Trait-associated variants and DNA methylation often affect the transcriptome by influencing the expression of one or more neighboring genes [ 69 , 70 ]. Identifying these correlations can help infer causal mechanisms [ 71 ]. Therefore, we next explored the relationship between the genotype for the lead FEV 1 variant rs10220464 and the expression of genes within 1 Mb in NECs and PBMCs from URECA children. Notably, the rs10220464 genotype was not associated with TDRD9 expression levels in these cells (NECs: p = 0.60, β = 0.12; PBMCs: p = 0.91, β = 0.014). Of the 27 genes that were evaluated ( S4 Table ), rs10220464 was significantly associated with the expression of only one gene, PPP1R13B (Protein Phosphatase 1 Regulatory Subunit 13B; FDR q = 2.77.x10 -4 ; p = 1.3x10 -5 ; β = 0.12, 95% CI = 0.06–0.17; Fig 7A ), in NECs. PPP1R13B expression levels were also the most strongly associated of the 27 genes with methylation at cg03306306 in NECs (p = 0.018; β = 0.10, 95% CI = 0.02–0.18; Fig 7B ). PPP1R13B expression in NECs, however, was not associated with FEV 1 or smoking exposure ( S11 Fig ).

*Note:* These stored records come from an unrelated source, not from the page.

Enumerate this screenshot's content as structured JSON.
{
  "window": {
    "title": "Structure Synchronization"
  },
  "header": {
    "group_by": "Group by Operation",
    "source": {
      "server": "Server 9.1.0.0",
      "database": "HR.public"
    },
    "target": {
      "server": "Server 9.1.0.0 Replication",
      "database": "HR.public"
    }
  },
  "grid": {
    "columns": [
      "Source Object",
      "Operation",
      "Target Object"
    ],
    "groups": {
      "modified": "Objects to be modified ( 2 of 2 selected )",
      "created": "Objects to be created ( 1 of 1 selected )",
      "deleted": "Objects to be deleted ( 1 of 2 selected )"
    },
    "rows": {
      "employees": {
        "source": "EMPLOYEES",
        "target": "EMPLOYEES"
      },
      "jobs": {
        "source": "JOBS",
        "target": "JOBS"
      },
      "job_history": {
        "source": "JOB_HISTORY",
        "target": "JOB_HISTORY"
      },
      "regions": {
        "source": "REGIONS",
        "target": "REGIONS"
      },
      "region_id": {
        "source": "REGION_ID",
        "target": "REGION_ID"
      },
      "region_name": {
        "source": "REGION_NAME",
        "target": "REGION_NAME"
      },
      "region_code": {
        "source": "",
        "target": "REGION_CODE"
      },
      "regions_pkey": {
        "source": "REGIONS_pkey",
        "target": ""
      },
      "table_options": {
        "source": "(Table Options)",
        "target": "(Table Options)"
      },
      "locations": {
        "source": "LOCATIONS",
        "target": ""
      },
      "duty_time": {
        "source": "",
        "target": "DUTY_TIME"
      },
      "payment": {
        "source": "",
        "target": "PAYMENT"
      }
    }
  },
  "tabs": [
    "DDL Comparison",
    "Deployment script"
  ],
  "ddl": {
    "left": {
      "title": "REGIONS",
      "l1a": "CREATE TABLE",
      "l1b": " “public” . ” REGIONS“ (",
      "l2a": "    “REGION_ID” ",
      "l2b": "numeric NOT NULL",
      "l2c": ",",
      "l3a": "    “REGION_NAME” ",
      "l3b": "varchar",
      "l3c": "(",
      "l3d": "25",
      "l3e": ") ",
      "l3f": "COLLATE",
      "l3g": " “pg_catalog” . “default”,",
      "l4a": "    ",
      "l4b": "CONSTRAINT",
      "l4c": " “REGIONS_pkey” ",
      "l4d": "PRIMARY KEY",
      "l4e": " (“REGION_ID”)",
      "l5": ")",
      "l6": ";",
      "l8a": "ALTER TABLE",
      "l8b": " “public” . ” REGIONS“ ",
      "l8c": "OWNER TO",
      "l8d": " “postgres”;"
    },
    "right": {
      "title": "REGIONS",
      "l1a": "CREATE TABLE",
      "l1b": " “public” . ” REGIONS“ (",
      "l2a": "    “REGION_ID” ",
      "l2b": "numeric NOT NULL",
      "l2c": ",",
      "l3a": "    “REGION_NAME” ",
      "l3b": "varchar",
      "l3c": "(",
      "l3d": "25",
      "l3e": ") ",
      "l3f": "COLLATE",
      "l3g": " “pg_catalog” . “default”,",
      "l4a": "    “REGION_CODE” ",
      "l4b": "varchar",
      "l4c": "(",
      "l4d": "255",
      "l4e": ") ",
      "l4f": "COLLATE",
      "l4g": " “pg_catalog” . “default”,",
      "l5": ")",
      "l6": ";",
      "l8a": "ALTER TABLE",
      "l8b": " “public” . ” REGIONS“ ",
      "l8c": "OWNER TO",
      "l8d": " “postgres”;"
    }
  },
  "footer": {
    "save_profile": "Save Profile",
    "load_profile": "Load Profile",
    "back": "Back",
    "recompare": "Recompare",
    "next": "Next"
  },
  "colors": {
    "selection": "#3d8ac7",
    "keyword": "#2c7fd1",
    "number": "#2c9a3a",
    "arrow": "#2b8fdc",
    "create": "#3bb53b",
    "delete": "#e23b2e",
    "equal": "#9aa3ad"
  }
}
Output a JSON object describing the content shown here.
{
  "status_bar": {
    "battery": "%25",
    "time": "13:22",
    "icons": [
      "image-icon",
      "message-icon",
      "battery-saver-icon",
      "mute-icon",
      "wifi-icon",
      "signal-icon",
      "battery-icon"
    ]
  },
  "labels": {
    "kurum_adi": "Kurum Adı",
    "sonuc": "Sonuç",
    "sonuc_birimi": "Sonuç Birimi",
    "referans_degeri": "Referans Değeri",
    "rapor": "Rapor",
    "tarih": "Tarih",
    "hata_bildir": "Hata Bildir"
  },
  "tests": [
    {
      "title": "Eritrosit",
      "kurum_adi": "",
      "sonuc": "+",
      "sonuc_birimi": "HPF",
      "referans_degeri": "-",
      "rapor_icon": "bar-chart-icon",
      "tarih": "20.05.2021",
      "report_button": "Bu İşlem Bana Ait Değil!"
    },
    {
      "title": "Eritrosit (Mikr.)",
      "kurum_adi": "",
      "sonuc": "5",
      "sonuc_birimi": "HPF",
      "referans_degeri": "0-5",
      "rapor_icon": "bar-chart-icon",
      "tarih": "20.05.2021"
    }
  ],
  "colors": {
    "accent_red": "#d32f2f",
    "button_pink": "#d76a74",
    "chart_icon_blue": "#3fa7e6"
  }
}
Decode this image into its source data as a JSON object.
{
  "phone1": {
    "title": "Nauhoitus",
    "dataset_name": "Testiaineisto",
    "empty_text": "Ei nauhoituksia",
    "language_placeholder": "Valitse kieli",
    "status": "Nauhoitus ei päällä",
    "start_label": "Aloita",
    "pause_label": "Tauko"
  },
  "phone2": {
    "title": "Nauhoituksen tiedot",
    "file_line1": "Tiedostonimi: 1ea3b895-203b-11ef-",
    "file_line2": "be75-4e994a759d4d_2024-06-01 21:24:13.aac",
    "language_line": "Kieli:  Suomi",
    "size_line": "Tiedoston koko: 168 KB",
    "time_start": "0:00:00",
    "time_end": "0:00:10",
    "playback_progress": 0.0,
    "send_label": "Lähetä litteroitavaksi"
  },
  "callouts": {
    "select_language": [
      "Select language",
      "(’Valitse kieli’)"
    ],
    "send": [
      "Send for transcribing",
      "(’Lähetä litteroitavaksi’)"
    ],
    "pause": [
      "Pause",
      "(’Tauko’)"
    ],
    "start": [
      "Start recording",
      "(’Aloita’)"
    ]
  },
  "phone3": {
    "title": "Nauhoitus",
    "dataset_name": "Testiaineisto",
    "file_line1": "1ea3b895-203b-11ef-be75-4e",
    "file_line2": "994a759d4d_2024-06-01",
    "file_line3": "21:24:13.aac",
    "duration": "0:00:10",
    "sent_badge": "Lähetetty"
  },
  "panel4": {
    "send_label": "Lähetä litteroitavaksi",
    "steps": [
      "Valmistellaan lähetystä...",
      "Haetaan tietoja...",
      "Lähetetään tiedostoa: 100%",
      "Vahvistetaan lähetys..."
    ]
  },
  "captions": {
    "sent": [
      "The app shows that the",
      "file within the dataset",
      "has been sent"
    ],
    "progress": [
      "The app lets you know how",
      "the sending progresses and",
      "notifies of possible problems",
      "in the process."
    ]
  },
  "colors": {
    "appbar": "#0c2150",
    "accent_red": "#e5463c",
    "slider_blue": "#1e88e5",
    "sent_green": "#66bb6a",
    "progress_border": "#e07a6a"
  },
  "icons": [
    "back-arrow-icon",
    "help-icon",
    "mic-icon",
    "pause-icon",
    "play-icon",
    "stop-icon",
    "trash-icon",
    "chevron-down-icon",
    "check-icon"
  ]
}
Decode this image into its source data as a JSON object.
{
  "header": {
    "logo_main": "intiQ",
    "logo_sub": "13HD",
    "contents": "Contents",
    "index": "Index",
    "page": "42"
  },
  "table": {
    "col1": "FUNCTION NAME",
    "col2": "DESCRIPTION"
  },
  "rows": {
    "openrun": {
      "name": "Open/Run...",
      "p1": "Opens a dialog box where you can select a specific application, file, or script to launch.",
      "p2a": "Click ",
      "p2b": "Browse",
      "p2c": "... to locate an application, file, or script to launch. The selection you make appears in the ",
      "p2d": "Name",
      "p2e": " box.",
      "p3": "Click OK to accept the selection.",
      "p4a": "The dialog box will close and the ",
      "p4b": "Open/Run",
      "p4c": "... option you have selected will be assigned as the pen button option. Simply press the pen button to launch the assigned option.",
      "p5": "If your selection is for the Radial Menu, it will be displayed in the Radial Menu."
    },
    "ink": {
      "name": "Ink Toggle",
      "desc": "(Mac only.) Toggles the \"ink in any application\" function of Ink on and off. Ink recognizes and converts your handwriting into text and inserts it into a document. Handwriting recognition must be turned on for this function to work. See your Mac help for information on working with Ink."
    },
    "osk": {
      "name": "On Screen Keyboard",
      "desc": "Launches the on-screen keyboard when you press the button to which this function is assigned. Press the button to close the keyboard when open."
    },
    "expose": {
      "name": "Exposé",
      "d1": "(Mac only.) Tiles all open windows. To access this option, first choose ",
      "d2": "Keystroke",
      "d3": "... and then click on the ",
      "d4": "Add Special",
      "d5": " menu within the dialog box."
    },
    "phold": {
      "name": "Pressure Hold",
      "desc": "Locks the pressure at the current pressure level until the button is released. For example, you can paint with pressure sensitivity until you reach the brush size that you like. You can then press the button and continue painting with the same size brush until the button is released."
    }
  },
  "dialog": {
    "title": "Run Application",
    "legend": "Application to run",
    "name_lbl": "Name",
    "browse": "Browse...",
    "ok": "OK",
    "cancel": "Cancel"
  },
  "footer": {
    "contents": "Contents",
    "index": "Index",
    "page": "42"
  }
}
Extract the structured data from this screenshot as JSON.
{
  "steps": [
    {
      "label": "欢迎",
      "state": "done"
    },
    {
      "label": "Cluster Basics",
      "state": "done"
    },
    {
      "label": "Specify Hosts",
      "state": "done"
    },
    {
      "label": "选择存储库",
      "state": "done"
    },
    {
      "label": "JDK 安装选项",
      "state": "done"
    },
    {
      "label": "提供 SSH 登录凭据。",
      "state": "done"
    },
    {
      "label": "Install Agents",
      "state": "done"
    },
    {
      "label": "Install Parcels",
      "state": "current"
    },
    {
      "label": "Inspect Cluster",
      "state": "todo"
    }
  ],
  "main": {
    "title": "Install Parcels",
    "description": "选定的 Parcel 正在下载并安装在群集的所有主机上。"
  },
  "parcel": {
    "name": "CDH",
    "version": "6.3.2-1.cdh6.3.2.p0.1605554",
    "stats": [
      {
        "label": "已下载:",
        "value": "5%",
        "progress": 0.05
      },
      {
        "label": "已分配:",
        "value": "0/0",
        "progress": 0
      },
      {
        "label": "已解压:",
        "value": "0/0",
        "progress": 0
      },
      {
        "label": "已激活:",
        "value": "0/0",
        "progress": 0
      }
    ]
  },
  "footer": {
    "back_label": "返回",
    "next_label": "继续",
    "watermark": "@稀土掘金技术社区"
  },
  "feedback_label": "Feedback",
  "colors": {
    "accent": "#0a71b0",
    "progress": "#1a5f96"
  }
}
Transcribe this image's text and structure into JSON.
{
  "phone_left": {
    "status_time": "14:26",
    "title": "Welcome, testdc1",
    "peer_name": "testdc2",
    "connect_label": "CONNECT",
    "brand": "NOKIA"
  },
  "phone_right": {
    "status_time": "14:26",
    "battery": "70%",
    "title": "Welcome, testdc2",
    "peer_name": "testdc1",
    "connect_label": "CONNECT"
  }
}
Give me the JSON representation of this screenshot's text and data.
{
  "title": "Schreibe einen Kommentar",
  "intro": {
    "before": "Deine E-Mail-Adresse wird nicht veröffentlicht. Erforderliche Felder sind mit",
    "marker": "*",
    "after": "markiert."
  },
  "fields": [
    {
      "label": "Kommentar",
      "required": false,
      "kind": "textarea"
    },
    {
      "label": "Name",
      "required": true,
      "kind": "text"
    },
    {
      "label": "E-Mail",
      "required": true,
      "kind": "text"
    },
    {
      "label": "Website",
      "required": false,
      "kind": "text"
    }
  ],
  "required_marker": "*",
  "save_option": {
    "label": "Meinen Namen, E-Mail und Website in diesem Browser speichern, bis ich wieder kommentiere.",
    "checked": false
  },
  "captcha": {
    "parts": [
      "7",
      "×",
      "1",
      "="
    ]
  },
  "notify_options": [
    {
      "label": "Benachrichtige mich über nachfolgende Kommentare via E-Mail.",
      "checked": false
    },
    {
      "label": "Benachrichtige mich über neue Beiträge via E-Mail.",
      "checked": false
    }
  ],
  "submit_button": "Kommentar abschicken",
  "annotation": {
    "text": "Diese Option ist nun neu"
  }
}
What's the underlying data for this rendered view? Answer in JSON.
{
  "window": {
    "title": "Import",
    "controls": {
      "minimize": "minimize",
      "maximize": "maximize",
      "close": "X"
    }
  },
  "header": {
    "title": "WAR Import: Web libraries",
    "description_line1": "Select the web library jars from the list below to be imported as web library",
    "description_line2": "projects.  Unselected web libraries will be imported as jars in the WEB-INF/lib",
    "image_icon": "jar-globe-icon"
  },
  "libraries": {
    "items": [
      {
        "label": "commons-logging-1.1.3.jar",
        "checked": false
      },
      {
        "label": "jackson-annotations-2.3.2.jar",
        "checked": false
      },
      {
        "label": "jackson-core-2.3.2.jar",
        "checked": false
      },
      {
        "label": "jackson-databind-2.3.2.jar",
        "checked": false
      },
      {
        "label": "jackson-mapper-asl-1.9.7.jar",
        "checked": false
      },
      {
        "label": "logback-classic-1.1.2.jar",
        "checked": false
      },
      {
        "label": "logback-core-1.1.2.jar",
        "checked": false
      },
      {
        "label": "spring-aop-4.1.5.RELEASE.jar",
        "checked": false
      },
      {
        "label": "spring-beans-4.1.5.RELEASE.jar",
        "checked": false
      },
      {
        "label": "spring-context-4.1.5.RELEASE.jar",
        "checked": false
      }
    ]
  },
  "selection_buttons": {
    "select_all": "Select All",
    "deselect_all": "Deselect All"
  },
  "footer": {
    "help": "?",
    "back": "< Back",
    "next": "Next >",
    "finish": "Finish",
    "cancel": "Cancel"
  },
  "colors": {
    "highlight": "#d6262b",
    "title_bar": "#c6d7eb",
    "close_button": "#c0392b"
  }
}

To determine if DNA methylation at the TDRD9 locus had a causal effect on lung function, we performed a Mendelian randomization analysis using two-stage least squares (2SLS) regression. In the first stage, cg03306306 methylation levels in NECs were regressed on an instrument composed of four meQTLs for cg03306306 (rs11160777, rs137961671, rs7143936, rs11160776; Materials and methods ). In the second stage, FEV 1 was regressed on the predicted DNA methylation values generated from the first stage regression, thereby yielding a causal effect estimate of cg03306306 methylation on FEV 1 . Urine cotinine levels were included as a covariate in both stages. The variance explained in the first stage regression was r 2 = 0.11. The causal effect of cg03306306 methylation on FEV 1 was statistically significant (p = 0.020). We also tested a single, unweighted allele score of the instrumental variables and observed a causal effect association of p = 0.045 (stage-one r 2 = 0.10). We further performed a bootstrapped mediation analysis to test whether the rs10220464 risk allele effect on FEV 1 was mediated by DNA methylation. The indirect effect of rs10220464 on FEV 1 via cg03306306 methylation was significant, both when including asthma as a covariate (β z = -0.04, 95% CI = -0.10- -0.003, percent mediated = 14.4%) and when asthma was not considered (β z = -0.04, 95% CI = -0.10- -0.002, percent mediated = 15.0%). These results indicate that the effect of the FEV 1 -associated genotype at the TDRD9 locus is partially mediated through its impact on nearby DNA methylation levels.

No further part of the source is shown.